Video of violent arrest triggers probe of LA police officers
Thursday, November 9th 2006, 8:23 pm
By: News On 6
LOS ANGELES (AP) The FBI opened an investigation Thursday into video footage of a police officer repeatedly striking a suspect in the face during a struggle on a Hollywood street.
Federal investigators initiated a civil rights inquiry after the video from the three month old incident came to the bureau's attention Thursday, FBI spokeswoman Laura Eimiller said.
The footage shows two officers holding down William Cardenas, 24, on a sidewalk as one punches him several times in the face before they are able to handcuff him. The struggling suspect yells repeatedly, ``I can't breathe!''
The Police Department has begun its own criminal and administrative investigations into the officers' use of force during the August 11th arrest, said police spokesman Lt. Paul Vernon. The officers were identified as Alexander Schlegel and Patrick Farrell, and both have been reassigned to administrative work.
``There's no denying that the video is disturbing,'' Chief William Bratton said at a news conference. ``But as to whether the actions of the officers were appropriate in light of what they were experiencing and the totality of the circumstances is what the investigation will determine.''
Vernon said Cardenas, a known gang member who had been wanted on a felony warrant for receiving stolen property, ran after police encountered him. After catching up to him, the officers knocked him to the ground and arrested him.

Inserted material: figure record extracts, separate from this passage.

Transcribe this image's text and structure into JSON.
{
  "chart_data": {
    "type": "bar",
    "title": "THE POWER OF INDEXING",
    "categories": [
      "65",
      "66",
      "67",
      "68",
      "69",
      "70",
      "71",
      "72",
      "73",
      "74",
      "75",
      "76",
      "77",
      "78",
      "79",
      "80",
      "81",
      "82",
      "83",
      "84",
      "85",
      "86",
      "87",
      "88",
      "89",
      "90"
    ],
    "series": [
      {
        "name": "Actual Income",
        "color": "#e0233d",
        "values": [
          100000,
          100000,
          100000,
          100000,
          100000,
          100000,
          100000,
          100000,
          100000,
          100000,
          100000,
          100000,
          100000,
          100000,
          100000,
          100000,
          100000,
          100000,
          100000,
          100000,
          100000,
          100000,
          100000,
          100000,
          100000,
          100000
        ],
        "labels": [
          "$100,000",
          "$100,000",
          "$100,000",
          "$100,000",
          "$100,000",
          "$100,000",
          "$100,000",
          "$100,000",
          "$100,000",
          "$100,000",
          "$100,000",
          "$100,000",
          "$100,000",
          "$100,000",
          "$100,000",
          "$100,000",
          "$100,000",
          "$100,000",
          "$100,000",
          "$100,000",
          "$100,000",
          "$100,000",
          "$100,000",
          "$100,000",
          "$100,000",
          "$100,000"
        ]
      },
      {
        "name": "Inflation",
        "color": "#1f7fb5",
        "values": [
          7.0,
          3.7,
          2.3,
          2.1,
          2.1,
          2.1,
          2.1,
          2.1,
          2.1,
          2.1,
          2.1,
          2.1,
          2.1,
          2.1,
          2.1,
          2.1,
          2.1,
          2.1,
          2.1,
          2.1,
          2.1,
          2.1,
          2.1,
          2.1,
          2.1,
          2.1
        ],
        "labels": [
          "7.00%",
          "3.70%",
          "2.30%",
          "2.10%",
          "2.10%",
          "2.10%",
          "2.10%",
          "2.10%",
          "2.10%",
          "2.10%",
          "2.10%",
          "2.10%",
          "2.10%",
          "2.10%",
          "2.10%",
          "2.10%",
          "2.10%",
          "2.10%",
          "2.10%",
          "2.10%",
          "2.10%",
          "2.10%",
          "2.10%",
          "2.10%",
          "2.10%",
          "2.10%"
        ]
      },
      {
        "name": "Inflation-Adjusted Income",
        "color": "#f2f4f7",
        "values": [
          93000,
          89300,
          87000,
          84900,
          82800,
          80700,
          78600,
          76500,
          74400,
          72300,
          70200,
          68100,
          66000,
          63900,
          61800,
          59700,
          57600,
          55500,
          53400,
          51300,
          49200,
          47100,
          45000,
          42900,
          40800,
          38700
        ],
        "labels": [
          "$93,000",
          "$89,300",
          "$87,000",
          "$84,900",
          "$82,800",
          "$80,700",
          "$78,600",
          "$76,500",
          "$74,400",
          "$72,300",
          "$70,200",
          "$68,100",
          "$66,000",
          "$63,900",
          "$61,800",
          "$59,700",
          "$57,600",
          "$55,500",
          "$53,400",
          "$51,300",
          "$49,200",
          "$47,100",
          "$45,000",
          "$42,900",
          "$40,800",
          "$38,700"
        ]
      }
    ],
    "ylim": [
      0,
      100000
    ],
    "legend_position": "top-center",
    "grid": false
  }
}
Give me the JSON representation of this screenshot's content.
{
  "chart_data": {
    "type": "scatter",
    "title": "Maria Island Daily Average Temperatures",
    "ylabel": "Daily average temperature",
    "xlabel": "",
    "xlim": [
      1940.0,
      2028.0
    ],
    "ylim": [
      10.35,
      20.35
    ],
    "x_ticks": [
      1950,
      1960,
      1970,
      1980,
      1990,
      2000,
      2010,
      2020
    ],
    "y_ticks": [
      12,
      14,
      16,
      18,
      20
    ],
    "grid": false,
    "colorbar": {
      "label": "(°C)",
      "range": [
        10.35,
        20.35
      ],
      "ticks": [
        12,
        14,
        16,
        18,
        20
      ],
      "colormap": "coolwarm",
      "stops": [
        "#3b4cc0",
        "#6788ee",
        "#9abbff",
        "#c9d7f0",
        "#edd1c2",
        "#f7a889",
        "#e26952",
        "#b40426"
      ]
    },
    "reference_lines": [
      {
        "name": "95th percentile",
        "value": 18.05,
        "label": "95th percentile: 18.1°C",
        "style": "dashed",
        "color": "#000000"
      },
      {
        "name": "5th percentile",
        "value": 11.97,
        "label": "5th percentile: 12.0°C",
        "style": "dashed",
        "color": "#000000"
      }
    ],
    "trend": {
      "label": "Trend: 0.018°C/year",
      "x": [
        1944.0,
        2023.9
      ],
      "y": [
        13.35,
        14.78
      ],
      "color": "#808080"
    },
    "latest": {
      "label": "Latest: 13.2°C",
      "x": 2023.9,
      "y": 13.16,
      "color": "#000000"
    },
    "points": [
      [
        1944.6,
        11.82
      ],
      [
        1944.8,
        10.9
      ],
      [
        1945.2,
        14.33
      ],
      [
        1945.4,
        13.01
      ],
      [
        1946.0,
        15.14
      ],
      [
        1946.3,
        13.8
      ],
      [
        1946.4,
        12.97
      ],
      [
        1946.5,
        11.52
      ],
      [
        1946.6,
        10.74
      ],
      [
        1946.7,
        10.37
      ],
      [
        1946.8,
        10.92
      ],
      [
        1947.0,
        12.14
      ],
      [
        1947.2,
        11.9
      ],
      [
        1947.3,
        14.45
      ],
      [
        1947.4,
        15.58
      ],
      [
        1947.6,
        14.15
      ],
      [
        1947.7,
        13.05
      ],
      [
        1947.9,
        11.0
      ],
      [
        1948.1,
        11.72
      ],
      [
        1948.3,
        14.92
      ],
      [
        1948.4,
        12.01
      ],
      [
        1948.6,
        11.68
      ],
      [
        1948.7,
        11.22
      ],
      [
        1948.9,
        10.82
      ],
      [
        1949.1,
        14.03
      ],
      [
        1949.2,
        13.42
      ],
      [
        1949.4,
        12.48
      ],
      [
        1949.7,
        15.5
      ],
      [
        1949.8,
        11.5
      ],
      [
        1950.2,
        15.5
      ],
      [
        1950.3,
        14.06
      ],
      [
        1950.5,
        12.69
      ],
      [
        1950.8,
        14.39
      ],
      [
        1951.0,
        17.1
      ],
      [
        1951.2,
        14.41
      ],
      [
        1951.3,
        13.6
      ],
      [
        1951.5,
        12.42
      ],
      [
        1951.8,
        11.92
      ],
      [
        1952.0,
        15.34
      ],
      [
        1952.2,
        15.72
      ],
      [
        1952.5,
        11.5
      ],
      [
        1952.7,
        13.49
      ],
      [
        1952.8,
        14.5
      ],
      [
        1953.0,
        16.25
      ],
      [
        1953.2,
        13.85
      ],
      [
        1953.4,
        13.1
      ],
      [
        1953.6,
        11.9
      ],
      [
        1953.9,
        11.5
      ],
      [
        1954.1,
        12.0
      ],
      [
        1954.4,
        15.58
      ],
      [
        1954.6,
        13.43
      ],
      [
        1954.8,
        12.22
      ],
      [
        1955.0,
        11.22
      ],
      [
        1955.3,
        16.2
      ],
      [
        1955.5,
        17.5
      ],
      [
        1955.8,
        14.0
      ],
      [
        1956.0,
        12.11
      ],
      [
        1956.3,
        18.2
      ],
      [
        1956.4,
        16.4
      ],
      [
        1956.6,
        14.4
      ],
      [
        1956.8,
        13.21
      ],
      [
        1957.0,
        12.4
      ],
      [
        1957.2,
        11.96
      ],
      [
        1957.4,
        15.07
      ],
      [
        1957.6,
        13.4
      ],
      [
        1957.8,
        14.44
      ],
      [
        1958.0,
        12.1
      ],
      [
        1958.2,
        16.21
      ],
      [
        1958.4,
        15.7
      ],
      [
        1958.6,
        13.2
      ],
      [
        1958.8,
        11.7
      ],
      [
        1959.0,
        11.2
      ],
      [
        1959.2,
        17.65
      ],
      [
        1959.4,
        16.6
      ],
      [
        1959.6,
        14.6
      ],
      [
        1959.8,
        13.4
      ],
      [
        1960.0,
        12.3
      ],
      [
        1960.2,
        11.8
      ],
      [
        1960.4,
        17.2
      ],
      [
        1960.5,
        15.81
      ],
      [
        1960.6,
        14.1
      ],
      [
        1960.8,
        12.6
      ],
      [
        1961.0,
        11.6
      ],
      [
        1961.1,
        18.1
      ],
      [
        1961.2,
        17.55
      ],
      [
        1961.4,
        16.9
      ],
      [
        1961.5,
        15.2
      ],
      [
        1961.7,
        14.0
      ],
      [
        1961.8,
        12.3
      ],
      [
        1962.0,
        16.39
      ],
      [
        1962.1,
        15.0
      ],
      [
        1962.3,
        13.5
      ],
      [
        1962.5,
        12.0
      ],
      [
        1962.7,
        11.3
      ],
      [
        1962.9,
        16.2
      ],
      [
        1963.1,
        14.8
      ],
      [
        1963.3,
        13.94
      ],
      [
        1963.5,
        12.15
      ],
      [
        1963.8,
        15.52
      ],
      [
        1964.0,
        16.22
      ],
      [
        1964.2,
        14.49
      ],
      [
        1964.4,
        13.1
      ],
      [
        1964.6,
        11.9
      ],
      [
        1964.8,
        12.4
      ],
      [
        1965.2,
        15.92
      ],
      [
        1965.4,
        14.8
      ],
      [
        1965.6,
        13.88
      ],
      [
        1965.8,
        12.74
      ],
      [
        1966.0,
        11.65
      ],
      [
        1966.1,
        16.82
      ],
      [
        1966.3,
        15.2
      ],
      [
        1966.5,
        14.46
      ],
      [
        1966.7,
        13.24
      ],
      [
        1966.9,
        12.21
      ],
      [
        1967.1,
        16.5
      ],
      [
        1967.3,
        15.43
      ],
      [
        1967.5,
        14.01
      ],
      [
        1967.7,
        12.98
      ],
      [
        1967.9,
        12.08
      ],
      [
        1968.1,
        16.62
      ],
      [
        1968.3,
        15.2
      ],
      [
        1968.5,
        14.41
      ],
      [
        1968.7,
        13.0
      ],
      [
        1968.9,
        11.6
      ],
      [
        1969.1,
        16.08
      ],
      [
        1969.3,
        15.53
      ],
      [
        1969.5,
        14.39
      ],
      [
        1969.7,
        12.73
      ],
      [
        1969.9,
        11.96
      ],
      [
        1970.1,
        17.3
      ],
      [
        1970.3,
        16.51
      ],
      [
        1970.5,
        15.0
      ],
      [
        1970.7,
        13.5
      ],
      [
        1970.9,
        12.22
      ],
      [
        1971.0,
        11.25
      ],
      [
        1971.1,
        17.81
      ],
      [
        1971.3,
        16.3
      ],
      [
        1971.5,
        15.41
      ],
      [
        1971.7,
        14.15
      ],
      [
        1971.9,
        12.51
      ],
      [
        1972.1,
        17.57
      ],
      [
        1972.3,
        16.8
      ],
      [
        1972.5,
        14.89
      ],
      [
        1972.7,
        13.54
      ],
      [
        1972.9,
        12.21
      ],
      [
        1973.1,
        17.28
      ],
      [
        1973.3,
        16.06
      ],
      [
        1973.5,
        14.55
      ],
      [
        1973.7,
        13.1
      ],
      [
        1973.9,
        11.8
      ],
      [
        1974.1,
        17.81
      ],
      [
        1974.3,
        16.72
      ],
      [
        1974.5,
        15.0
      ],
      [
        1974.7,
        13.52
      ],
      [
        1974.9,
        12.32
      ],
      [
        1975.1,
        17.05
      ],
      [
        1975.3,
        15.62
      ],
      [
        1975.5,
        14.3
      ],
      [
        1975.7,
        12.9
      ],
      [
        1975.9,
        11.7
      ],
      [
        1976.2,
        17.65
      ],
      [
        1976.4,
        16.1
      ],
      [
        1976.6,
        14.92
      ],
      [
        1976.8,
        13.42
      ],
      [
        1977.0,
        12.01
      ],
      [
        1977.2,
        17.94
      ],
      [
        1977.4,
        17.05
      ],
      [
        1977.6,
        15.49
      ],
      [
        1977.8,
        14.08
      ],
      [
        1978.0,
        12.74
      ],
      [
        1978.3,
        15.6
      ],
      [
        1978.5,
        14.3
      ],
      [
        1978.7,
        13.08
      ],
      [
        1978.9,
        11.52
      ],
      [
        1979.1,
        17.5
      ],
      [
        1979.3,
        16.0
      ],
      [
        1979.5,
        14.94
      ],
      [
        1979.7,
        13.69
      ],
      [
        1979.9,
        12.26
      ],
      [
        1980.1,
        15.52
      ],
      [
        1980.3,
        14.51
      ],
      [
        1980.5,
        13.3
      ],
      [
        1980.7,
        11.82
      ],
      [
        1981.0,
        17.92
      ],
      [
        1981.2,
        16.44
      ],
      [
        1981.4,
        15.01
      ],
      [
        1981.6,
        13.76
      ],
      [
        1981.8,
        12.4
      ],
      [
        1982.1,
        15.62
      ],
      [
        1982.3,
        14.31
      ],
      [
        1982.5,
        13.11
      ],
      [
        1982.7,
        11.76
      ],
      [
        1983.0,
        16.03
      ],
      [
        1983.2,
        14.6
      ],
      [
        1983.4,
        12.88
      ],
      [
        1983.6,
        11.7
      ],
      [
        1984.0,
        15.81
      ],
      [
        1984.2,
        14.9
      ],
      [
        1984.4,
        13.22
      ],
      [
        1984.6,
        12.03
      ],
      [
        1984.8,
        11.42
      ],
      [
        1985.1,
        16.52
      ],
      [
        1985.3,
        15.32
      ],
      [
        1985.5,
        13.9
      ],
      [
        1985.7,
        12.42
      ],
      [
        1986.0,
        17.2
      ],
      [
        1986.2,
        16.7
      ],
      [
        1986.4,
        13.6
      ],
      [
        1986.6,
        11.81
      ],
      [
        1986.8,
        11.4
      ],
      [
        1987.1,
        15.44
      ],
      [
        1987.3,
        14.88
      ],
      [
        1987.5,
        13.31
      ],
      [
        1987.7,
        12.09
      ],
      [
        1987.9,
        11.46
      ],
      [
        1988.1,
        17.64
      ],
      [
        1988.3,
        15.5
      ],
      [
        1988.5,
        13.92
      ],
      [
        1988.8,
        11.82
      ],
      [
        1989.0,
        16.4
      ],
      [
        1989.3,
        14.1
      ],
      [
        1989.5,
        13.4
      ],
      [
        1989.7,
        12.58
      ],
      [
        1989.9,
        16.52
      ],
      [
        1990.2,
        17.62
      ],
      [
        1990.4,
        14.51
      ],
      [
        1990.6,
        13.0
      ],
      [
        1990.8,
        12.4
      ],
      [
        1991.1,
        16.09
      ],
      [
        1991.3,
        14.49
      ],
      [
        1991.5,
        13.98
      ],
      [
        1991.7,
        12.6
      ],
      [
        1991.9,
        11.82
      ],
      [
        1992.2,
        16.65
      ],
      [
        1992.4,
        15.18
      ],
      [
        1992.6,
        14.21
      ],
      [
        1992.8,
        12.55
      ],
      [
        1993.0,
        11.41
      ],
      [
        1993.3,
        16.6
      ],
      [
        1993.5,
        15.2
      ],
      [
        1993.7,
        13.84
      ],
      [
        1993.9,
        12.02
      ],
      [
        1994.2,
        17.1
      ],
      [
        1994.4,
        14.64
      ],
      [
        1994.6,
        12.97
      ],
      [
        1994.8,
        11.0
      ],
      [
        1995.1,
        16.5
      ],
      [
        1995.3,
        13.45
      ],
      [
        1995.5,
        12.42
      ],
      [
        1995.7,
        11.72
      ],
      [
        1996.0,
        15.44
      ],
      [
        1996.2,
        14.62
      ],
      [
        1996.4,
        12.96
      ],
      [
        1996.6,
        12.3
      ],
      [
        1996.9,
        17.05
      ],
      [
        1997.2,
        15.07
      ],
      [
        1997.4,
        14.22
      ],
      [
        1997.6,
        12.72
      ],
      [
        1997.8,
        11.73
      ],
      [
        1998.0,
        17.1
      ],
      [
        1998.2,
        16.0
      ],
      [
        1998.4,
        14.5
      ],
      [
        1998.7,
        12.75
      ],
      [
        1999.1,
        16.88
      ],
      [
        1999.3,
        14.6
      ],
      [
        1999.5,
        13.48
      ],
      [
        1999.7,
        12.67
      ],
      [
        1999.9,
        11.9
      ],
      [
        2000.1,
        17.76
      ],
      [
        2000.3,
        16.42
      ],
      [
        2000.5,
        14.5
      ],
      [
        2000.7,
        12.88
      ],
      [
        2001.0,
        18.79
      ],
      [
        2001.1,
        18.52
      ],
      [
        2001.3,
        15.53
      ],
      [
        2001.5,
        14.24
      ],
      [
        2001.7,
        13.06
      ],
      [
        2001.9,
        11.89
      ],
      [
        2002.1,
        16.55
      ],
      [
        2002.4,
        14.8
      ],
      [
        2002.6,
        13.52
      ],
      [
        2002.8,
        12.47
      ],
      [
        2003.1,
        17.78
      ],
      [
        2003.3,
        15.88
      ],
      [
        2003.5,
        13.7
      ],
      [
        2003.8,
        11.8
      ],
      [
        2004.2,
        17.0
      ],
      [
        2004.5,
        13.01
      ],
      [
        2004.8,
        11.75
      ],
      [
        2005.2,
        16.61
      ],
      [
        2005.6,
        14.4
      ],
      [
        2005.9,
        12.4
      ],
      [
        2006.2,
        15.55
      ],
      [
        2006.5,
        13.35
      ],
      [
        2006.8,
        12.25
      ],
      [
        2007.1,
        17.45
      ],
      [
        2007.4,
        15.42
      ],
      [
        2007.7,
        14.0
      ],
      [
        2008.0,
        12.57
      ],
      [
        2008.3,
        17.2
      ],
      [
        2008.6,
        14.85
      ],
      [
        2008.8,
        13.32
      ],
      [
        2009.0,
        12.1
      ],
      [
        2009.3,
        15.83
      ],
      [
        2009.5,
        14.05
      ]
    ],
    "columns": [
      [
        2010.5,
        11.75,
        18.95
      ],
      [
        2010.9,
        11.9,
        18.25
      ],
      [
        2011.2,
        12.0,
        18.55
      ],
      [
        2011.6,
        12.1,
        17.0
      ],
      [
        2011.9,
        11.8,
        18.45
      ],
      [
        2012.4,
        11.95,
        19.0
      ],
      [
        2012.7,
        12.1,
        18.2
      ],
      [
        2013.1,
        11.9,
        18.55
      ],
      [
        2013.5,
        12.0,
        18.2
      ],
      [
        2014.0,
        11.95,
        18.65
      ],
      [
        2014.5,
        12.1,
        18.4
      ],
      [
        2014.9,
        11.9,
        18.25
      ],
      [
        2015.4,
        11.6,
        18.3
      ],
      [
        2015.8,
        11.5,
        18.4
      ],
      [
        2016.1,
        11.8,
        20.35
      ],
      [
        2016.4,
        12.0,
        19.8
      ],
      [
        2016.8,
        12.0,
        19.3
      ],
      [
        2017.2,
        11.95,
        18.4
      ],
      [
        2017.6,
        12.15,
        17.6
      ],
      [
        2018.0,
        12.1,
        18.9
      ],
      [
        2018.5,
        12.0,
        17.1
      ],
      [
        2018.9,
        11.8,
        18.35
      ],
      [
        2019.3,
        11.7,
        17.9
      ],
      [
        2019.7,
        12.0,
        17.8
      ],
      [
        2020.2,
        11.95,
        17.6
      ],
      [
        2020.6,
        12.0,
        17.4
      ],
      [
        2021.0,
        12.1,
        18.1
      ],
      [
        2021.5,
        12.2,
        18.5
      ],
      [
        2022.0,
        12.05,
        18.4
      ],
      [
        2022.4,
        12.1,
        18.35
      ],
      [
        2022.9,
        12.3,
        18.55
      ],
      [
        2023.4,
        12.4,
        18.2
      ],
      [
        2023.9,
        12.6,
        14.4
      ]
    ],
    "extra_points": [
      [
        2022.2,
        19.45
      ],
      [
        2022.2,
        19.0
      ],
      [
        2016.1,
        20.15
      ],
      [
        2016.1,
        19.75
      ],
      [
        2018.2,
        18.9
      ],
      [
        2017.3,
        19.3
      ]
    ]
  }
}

Cardenas, who was held without bail, faces two charges of resisting arrest.
The officers told their supervisors after the arrest that they had used force, said Gary Ingumenson, independent counsel for the Los Angeles Police Protective League, which provides legal representation for officers.
Ingumenson said he welcomed the investigations, contending the officers acted well within their rights and department policy. In particular, police appeared to use what are known as ``distraction strikes,'' a tactic for subduing suspects, he said.
``This would have never happened if the suspect had surrendered as he is lawfully obligated to do,'' Ingumenson said.
Cardenas' attorney, B. Kwaku Duren, accused the officers of violating his client's civil rights and claimed department investigators were stalling.
``I think the LAPD is being caught covering up an obvious excessive use of force,'' he said.
Authorities learned of the tape in late August after the defense turned it over to prosecutors. The district attorney's office is reviewing whether to continue with the Cardenas case, which is scheduled for trial November 20th, said spokeswoman Jane Robison.
It was unclear who shot the footage, which is not an official police video or from a surveillance camera. It was also posted on Youtube.com.